In the longterm, is the ask here that propose_downstream does not utilize create-archive and instead fetches the SourceN archive?
Edit: now that I thought about this a bit more, we should also implement checking of the archives if create-archive will be available during propose_downstream. And verify that the upstream archive is matching the release pubkey.
is the ask here that propose_downstream does not utilize create-archive and instead fetches the SourceN
That's what should eventually happen, yes. I am less sure if it should just ignore the top-level create-archive:, or have a more sensible default than git archive -- my gut feeling is currently that a pull_request specific explicit create-archive: in project's packit.yaml, plus and an implied default of fetching SourceN is the right thing to do. Ignoring explicit configuration feels weird.
Thanks, Martin! I nudged Franta to look at this but he's still going through a backlog of info after coming back from vacation :)

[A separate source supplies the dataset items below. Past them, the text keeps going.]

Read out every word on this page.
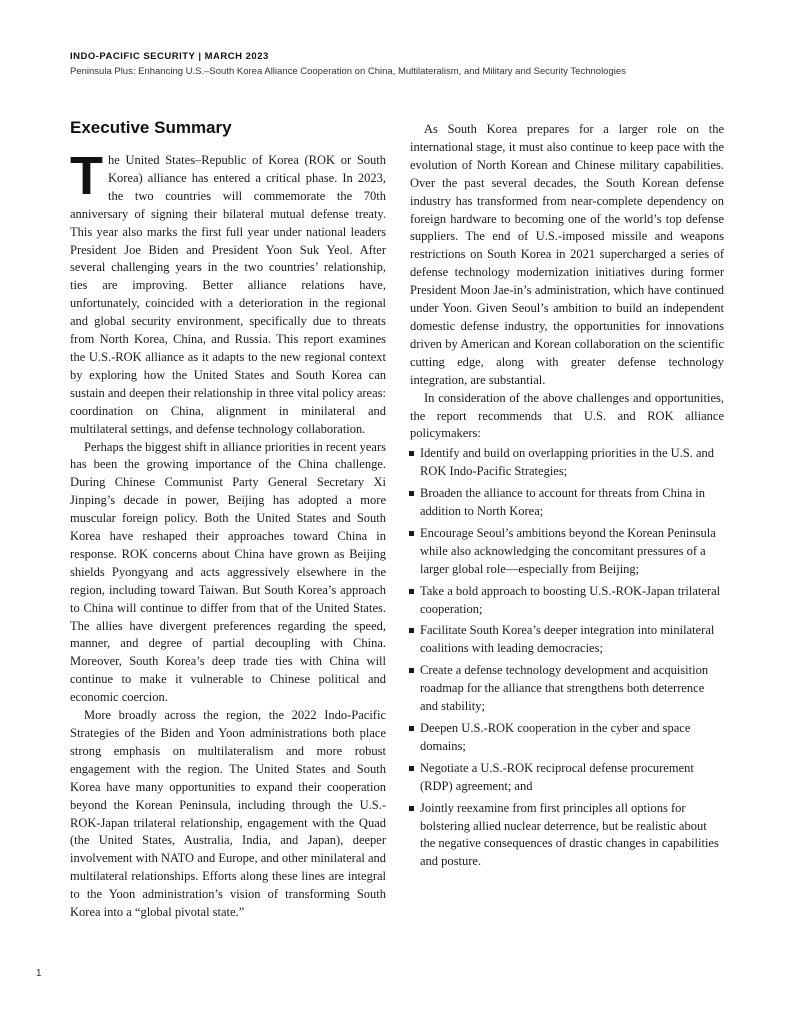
INDO-PACIFIC SECURITY | MARCH 2023
Peninsula Plus: Enhancing U.S.–South Korea Alliance Cooperation on China, Multilateralism, and Military and Security Technologies
Executive Summary

The United States–Republic of Korea (ROK or South Korea) alliance has entered a critical phase. In 2023, the two countries will commemorate the 70th anniversary of signing their bilateral mutual defense treaty. This year also marks the first full year under national leaders President Joe Biden and President Yoon Suk Yeol. After several challenging years in the two countries’ relationship, ties are improving. Better alliance relations have, unfortunately, coincided with a deterioration in the regional and global security environment, specifically due to threats from North Korea, China, and Russia. This report examines the U.S.-ROK alliance as it adapts to the new regional context by exploring how the United States and South Korea can sustain and deepen their relationship in three vital policy areas: coordination on China, alignment in minilateral and multilateral settings, and defense technology collaboration.

Perhaps the biggest shift in alliance priorities in recent years has been the growing importance of the China challenge. During Chinese Communist Party General Secretary Xi Jinping’s decade in power, Beijing has adopted a more muscular foreign policy. Both the United States and South Korea have reshaped their approaches toward China in response. ROK concerns about China have grown as Beijing shields Pyongyang and acts aggressively elsewhere in the region, including toward Taiwan. But South Korea’s approach to China will continue to differ from that of the United States. The allies have divergent preferences regarding the speed, manner, and degree of partial decoupling with China. Moreover, South Korea’s deep trade ties with China will continue to make it vulnerable to Chinese political and economic coercion.

More broadly across the region, the 2022 Indo-Pacific Strategies of the Biden and Yoon administrations both place strong emphasis on multilateralism and more robust engagement with the region. The United States and South Korea have many opportunities to expand their cooperation beyond the Korean Peninsula, including through the U.S.-ROK-Japan trilateral relationship, engagement with the Quad (the United States, Australia, India, and Japan), deeper involvement with NATO and Europe, and other minilateral and multilateral relationships. Efforts along these lines are integral to the Yoon administration’s vision of transforming South Korea into a “global pivotal state.”

As South Korea prepares for a larger role on the international stage, it must also continue to keep pace with the evolution of North Korean and Chinese military capabilities. Over the past several decades, the South Korean defense industry has transformed from near-complete dependency on foreign hardware to becoming one of the world’s top defense suppliers. The end of U.S.-imposed missile and weapons restrictions on South Korea in 2021 supercharged a series of defense technology modernization initiatives during former President Moon Jae-in’s administration, which have continued under Yoon. Given Seoul’s ambition to build an independent domestic defense industry, the opportunities for innovations driven by American and Korean collaboration on the scientific cutting edge, along with greater defense technology integration, are substantial.

In consideration of the above challenges and opportunities, the report recommends that U.S. and ROK alliance policymakers:

Identify and build on overlapping priorities in the U.S. and ROK Indo-Pacific Strategies;
Broaden the alliance to account for threats from China in addition to North Korea;
Encourage Seoul’s ambitions beyond the Korean Peninsula while also acknowledging the concomitant pressures of a larger global role—especially from Beijing;
Take a bold approach to boosting U.S.-ROK-Japan trilateral cooperation;
Facilitate South Korea’s deeper integration into minilateral coalitions with leading democracies;
Create a defense technology development and acquisition roadmap for the alliance that strengthens both deterrence and stability;
Deepen U.S.-ROK cooperation in the cyber and space domains;
Negotiate a U.S.-ROK reciprocal defense procurement (RDP) agreement; and
Jointly reexamine from first principles all options for bolstering allied nuclear deterrence, but be realistic about the negative consequences of drastic changes in capabilities and posture.
1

We will for sure talk about this and start addressing it. I think we should come up with a comprehensive solution here and not do a quick & dirty fix. A lot of people actually ask us how to do upstream releases properly so this is a good opportunity to come up with best practices and make the releasing convenient with Packit and propose_downstream.

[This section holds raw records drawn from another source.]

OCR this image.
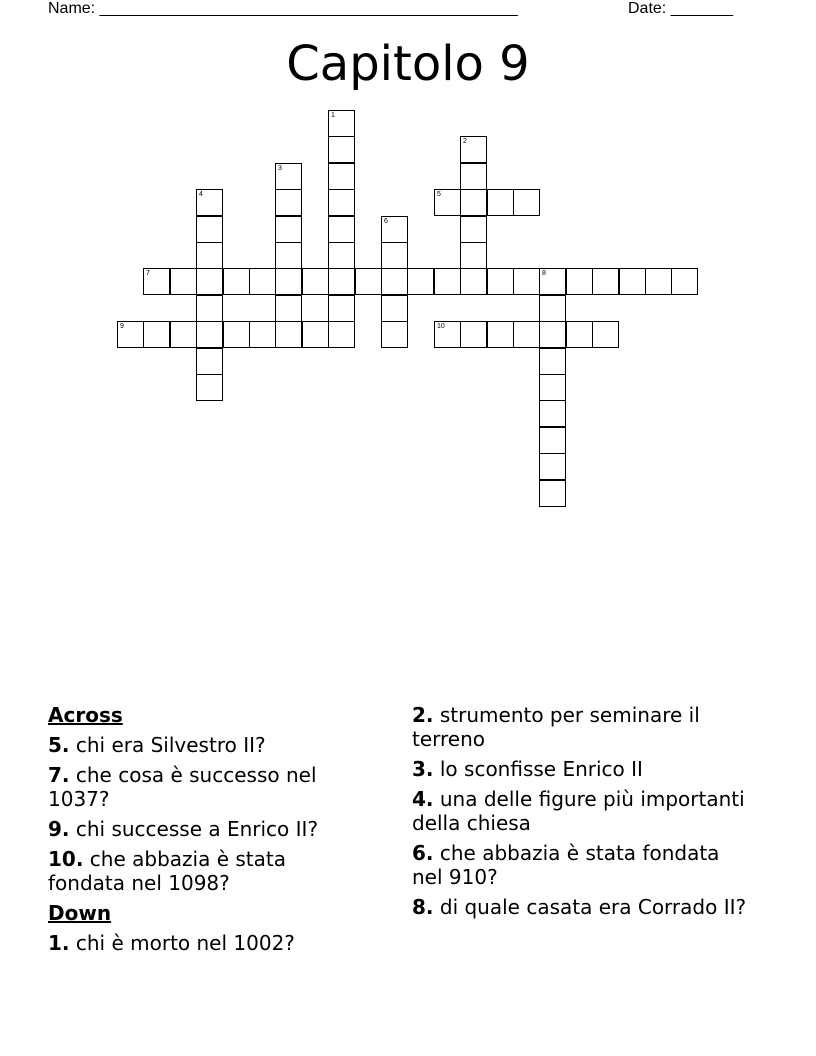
Name: _______________________________________________	Date: _______
Capitolo 9
1
2
3
4	5
6
7	8
9	10
Across
5. chi era Silvestro II?
7. che cosa è successo nel 1037?
9. chi successe a Enrico II?
10. che abbazia è stata fondata nel 1098?
Down
1. chi è morto nel 1002?
2. strumento per seminare il terreno
3. lo sconfisse Enrico II
4. una delle figure più importanti della chiesa
6. che abbazia è stata fondata nel 910?
8. di quale casata era Corrado II?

@TomasTomecek : Fully agreed, I appreciate! Especially as there's the curl workaround, so this isn't a blocker for anyone.
@martinpitt Hello, finally there..;)
First things first:
- The
propose-downstreamandcopr_buildbehaves differently. - Copr builds for all triggers behave from the implementation point mostly the same. (Just default project naming differences, ...) Not saying we can't change that.
For the propose-downstream the archive manipulation works as follows (for reference, the code is here:
https://github.com/packit/packit/blob/213c789c5ec496e4471dbdb7279d9d7d61b4ed44/packit/api.py#L937)
- Download the upstream archive.
- Send it to the lookaside-cache if not present.
For copr_build, there is a create_archive action with the git archive as default.
So. I see basically two approaches:
- Respect the
Sourcefield forcopr_buildon release and just download what's there. (Ideally, use some retries as we use forpropose-downstreamto resolve some delays on source generation.) - Use a different default for
copr_buildon release -- download theGitHubrelease archive but allow redefinition. (So one can still build the archive from scratch if wanted/needed.)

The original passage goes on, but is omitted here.